MOSCOW, July 01, /ITAR-TASS/. A ceremony of paying last respects to the cameraman of Russia’s Channel One, Anatoly Klyan who was killed in the much-troubled Donetsk of Ukraine region Sunday, will most likely be held Wednesday, July 2, at the Ostankino Television Center in Moscow, well-informed sources told Itar-Tass.
The exact date and place of Anatoly Klyan’s burial will be announced later.
His body was delivered by a specially chartered flight to Moscow overnight to Tuesday.
Anatoly Klyan was born January 23, 1946. He spent 40 years working for Soviet and Russian television, in the course of which he had thousands of filming sessions and hundreds of business trips to the countries swept by armed conflicts like the former Yugoslavia, Iraq and Afghanistan.
He left on his last mission - for the Donetsk region - May 28 and his colleagues say he was supposed to return to Moscow July 1.
On the night from Sunday to Monday, June 30, Anatoly turned out to be riding in a bus that was trapped in gunfire. He received lethal wounds.
The tragic incident unfolded in the area of military base No. 1428 located near the township of Avdeyevka, some 15 km away from Donetsk. The reporters were riding in the bus together with a group of mothers of conscript soldiers, who were making the trip in a bid to take their sons, mostly teenage boys, back home.
When the gunfire began, the reporters managed to get on the bus and move about 500 meters away from the military base. They got off the bus then but a pistol flare light appeared in the sky immediately after that and fire from automatic assault rifles was opened.
Anatoly was wounded. His fellow-reporters gave him first aid and rushed him to the nearest outpatient clinic by hitching a ride on a private car but medics did not manage to save his life.
This is not the first case of a Russian reporter dying in Ukraine.
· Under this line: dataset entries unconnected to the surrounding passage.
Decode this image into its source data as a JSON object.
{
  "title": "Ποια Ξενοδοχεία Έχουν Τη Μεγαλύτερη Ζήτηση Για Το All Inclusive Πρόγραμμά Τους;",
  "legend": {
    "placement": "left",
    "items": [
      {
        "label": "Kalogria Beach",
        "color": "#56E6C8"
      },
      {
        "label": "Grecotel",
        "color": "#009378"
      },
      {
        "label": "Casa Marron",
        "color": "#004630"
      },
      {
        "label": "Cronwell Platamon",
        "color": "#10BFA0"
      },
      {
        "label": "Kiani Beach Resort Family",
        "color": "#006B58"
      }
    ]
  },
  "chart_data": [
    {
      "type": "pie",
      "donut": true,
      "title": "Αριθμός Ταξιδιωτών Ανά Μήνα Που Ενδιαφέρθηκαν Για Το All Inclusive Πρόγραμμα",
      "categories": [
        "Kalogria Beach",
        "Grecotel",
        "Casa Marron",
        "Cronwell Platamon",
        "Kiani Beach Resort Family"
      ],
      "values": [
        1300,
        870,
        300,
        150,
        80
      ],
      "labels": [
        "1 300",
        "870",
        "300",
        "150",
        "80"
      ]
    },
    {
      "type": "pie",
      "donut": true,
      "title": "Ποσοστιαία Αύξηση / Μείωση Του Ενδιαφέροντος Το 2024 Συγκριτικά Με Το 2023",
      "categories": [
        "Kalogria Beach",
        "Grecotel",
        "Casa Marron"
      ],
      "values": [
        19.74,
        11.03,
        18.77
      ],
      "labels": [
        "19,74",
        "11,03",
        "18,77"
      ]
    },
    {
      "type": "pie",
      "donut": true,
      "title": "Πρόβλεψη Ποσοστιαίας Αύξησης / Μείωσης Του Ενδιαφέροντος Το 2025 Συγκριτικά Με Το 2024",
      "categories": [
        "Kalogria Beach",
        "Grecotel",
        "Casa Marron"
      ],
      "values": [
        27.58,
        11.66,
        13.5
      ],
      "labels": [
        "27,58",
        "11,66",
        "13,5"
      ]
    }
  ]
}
Earlier last month, the reporter working for the All-Russia Broadcasting Company, Igor Kornelyuk, and sound engineer Anton Voloshin were killed by gunfire in the Donetsk region when they were making footage of local self-defence force fighters helping civilians to get out of a dangerous area.
International organizations, including the Organization for Security and Cooperation in Europe (OSCE) and the UN have condemned a yet another act of violence against Russian reporters in Ukraine and have demanded that the authorities in Kiev do a thorough investigation of the incident.
Russia’s Investigations Committee has instituted a criminal case over Anatoly Klyan’s death. Condolences to his family and friends have been expressed by top state officials, diplomatic mission of other countries, and professional communities.